Community Pharmacy Contractual Framework 2019-2024

The Department of Health and Social Care (DHSC), NHS England, and the Pharmaceutical Services Negotiating Committee (PSNC) have agreed a new Community Pharmacy Contractual Framework. The DHSC has also issued a press release. The joint document describes a vision for how community pharmacy will support delivery of the NHS Long Term Plan.

In August 2021, DHSC, NHS England and the PSNC reached an agreement for Year 3 of the Community Pharmacy Contractual Framework which commits to the vision in the 5-year deal for pharmacy to be more integrated in the NHS, provide more clinical services, be the first port of call for healthy living support as well as minor illnesses and to support managing demand in general practice and urgent care settings.

In February 2020, DHSC, NHS England and the PSNC announced the detail of Year Two (2020/21) of the Community Pharmacy Contractual Framework five-year deal in this open letter to community pharmacy contractors.

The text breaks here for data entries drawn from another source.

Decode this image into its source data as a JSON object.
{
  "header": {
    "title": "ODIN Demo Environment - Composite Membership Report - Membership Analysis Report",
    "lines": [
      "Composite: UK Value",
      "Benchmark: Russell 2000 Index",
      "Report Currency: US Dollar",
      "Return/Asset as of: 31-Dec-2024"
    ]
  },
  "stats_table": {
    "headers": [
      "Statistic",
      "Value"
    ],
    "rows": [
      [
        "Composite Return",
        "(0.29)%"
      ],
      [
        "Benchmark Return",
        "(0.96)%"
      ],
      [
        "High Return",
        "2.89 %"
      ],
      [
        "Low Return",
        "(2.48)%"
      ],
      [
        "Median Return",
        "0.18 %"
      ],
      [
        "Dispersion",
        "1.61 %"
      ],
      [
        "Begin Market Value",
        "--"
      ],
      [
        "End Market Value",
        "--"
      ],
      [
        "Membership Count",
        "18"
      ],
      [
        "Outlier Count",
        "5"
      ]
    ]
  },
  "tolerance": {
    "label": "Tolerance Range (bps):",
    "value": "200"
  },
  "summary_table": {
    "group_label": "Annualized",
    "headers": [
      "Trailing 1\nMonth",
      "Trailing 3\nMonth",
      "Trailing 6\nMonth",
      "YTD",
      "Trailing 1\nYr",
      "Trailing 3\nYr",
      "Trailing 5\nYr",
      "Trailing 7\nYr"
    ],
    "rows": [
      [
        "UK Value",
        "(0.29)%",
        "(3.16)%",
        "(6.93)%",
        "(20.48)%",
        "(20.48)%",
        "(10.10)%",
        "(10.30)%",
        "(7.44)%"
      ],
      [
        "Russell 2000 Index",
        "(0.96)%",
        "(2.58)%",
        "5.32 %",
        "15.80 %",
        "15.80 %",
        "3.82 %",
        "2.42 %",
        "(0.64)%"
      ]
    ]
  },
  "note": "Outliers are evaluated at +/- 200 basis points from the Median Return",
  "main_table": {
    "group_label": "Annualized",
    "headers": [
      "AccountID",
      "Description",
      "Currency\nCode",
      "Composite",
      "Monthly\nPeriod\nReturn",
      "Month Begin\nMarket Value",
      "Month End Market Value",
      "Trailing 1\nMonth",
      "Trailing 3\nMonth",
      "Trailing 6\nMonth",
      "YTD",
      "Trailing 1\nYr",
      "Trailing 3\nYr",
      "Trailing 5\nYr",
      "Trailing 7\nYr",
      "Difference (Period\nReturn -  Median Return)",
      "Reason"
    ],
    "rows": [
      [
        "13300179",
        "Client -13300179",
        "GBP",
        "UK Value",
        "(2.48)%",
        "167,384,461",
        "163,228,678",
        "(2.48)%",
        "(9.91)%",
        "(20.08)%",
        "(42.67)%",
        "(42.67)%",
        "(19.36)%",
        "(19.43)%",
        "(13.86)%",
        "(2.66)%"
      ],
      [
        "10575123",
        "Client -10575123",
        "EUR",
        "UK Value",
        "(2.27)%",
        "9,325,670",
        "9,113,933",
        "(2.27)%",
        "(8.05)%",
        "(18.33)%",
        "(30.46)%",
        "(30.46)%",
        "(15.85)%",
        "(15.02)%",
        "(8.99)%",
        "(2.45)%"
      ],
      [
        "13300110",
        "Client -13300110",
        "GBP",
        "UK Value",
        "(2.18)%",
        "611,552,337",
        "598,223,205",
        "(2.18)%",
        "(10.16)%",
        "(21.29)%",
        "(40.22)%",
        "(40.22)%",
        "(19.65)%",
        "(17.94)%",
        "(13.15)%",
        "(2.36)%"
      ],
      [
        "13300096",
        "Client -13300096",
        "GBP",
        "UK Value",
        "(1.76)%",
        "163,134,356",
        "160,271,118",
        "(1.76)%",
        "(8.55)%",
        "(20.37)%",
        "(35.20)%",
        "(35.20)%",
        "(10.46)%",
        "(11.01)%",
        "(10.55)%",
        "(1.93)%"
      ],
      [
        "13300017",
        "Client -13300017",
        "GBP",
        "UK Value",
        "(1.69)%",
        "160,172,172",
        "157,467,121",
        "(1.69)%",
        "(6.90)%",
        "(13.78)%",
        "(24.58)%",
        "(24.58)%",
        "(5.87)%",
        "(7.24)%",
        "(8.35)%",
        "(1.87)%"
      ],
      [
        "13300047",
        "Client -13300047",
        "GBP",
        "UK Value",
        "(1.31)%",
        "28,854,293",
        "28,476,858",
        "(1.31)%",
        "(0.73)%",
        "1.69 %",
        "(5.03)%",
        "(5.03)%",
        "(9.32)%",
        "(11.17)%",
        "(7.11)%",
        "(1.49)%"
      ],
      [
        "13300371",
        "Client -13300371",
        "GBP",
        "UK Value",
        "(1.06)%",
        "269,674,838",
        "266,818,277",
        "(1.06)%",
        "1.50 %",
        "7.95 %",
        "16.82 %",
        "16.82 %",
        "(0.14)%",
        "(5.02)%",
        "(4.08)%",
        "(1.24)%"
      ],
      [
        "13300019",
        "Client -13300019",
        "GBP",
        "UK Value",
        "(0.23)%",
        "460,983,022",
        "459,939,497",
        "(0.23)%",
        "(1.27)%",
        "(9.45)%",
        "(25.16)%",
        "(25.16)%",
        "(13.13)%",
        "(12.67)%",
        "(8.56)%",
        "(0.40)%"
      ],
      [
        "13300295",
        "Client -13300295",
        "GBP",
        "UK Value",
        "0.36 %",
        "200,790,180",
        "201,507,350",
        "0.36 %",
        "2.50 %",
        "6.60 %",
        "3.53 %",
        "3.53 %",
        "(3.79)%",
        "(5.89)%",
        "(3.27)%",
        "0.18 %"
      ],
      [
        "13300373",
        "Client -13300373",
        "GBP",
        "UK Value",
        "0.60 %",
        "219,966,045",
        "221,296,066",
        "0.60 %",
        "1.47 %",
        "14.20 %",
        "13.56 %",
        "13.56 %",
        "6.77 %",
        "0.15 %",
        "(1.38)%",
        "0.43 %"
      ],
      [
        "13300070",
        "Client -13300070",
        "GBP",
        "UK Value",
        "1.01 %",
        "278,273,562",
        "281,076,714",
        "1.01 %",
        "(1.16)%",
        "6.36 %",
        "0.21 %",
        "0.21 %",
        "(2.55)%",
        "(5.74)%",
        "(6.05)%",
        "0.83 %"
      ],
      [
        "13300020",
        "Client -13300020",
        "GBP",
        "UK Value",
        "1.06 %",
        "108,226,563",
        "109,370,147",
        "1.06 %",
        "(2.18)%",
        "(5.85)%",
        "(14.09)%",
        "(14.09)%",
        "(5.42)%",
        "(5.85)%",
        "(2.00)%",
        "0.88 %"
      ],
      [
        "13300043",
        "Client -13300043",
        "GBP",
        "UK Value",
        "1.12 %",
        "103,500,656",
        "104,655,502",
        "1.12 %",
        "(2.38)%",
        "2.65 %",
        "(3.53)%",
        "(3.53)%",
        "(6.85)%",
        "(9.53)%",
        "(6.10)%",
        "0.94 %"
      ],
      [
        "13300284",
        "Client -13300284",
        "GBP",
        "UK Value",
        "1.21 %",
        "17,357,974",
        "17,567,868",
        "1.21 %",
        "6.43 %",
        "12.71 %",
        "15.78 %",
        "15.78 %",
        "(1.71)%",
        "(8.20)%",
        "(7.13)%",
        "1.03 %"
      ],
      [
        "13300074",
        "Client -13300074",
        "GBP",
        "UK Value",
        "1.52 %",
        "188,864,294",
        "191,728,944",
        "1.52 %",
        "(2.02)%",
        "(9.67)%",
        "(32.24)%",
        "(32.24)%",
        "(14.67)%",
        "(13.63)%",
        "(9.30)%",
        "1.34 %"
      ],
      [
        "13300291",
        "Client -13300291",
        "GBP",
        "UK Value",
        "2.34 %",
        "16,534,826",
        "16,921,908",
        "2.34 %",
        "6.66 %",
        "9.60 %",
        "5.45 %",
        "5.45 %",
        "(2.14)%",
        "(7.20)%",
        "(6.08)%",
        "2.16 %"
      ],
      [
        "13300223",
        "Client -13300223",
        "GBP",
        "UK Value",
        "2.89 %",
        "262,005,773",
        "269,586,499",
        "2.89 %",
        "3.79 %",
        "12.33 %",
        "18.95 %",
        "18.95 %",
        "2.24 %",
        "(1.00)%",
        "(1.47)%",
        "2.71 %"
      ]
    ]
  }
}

In July 2019, NHS England has published a letter to commissioners and a  short briefing about the deal which:

  • Commits almost £13 billion to community pharmacy through its contractual framework, with a commitment to spend £2.592 billion over five years from 2019-2024. This significant investment recognises the contribution that community pharmacy has committed to making towards the delivery of the NHS Long Term Plan.
  • Is in line with the GP contract, providing 5-year stability and reassurance to community pharmacy. This should allow businesses to make long term business decisions.
  • Builds upon the reforms started with the introduction of the Quality Payments Scheme to move pharmacies towards a much more clinically focused service.
  • Confirms community pharmacy’s future as an integral part of the NHS, delivering clinical services as a full partner in local primary care networks (PCNs).
  • Describes new services which will immediately be offered through community pharmacy as well as a programme to develop evidence-based additions to those services. Foremost amongst the new services is the new national NHS Community Pharmacist Consultation Service, connecting patients who have a minor illness with a community pharmacy which should rightly be their first port of call.
  • Underlines the critical role of community pharmacy as an agent of improved public health and prevention, embedded in the local community.
  • Recognises that an expanded service role is dependent on action to release pharmacist capacity from existing work.
  • Continues to prioritise quality in community pharmacy and to promote medicines safety and optimisation.
  • Underlines the necessity of protecting access to local community pharmacies through a Pharmacy Access Scheme.
  • Commits to working on a range of reforms to reimbursement arrangements to deliver smoother cash flow, and fairer distribution of medicines margin and better value for money for the NHS.